CLO 3D Fabric Properties and Simulation: Bending, Stretch, Buckling, and Density Tuning
CLO 3D's fabric physical properties — bending, stretch, buckling, and density — determine how digital garments drape and behave. I cover each property with recommended values for common fabric types, the Fabric Kit measurement workflow, and simulation settings for production-quality results.

CLO 3D Fabric Properties and Simulation: Bending, Stretch, Buckling, and Density Tuning
I've worked with CLO 3D across fashion collections and technical apparel design, and getting fabric properties right is the single most important factor in producing digital garments that look and behave like real fabric. CLO 3D shares its core simulation engine with Marvelous Designer, but the fashion-focused workflow and Fabric Kit integration make the property tuning process more precise and production-oriented.

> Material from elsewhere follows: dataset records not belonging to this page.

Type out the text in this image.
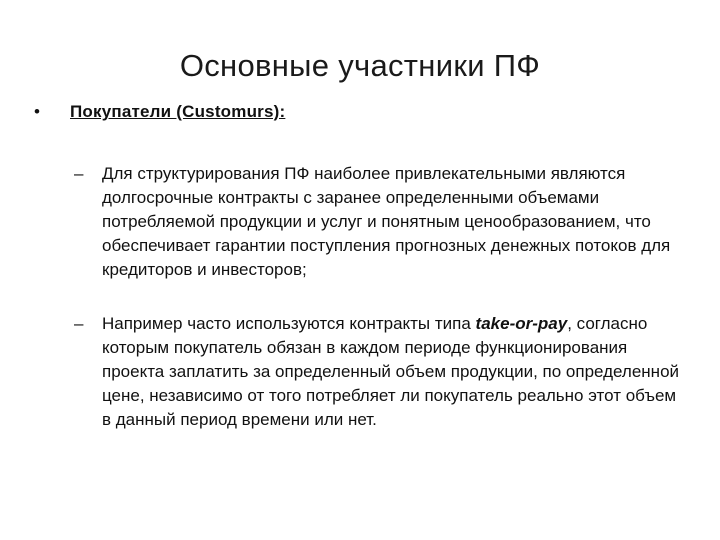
Основные участники ПФ
•	Покупатели (Customurs):
–	Для структурирования ПФ наиболее привлекательными являются долгосрочные контракты с заранее определенными объемами потребляемой продукции и услуг и понятным ценообразованием, что обеспечивает гарантии поступления прогнозных денежных потоков для кредиторов и инвесторов;
–	Например часто используются контракты типа take-or-pay, согласно которым покупатель обязан в каждом периоде функционирования проекта заплатить за определенный объем продукции, по определенной цене, независимо от того потребляет ли покупатель реально этот объем в данный период времени или нет.
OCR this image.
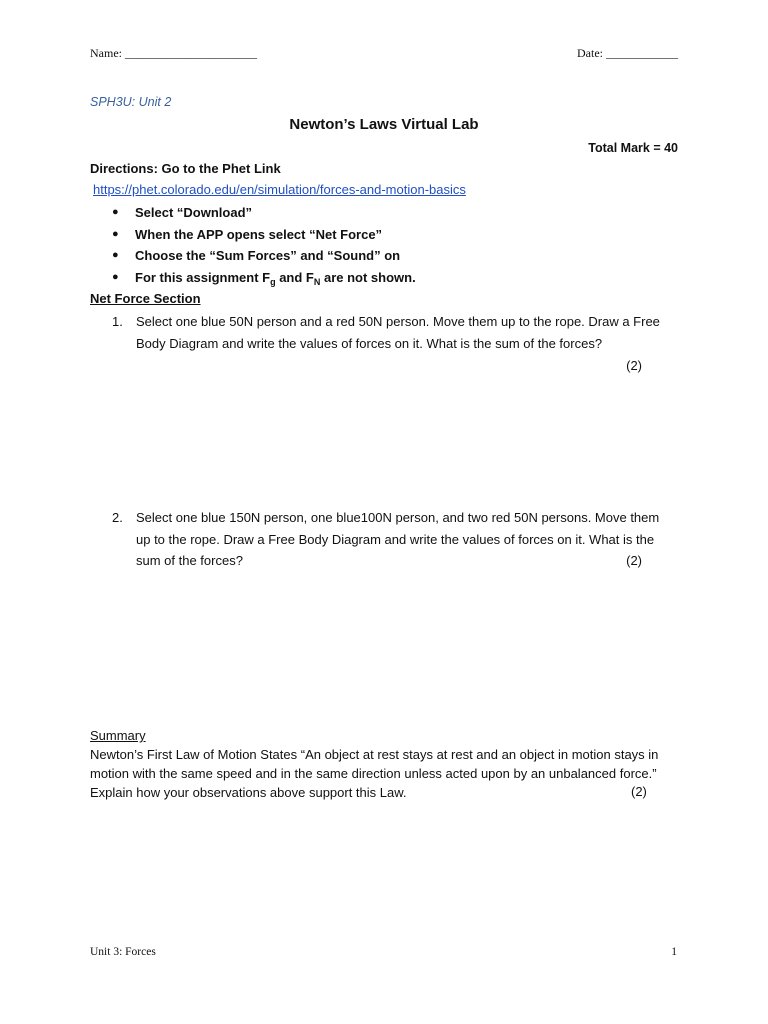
Name: ______________________	Date: ____________
SPH3U: Unit 2
Newton’s Laws Virtual Lab
Total Mark = 40
Directions: Go to the Phet Link
https://phet.colorado.edu/en/simulation/forces-and-motion-basics
● Select “Download”
● When the APP opens select “Net Force”
● Choose the “Sum Forces” and “Sound” on
● For this assignment $F_g$ and $F_N$ are not shown.
Net Force Section
1. Select one blue 50N person and a red 50N person. Move them up to the rope. Draw a Free Body Diagram and write the values of forces on it. What is the sum of the forces?
(2)
2. Select one blue 150N person, one blue100N person, and two red 50N persons. Move them up to the rope. Draw a Free Body Diagram and write the values of forces on it. What is the sum of the forces?	(2)
Summary
Newton’s First Law of Motion States “An object at rest stays at rest and an object in motion stays in motion with the same speed and in the same direction unless acted upon by an unbalanced force.” Explain how your observations above support this Law.	(2)
Unit 3: Forces	1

Core Fabric Physical Properties
CLO 3D's fabric properties are based on real-world textile physics. Each property can be set independently for warp (along the grain) and weft (across the grain) directions, simulating the anisotropic behavior of woven fabrics.
Stretch
Stretch measures how much the fabric elongates under tension. CLO's documentation states: "How much the fabric stretches. The lower the number the more elastic it becomes. Most fabrics have a stretch value of 0~66."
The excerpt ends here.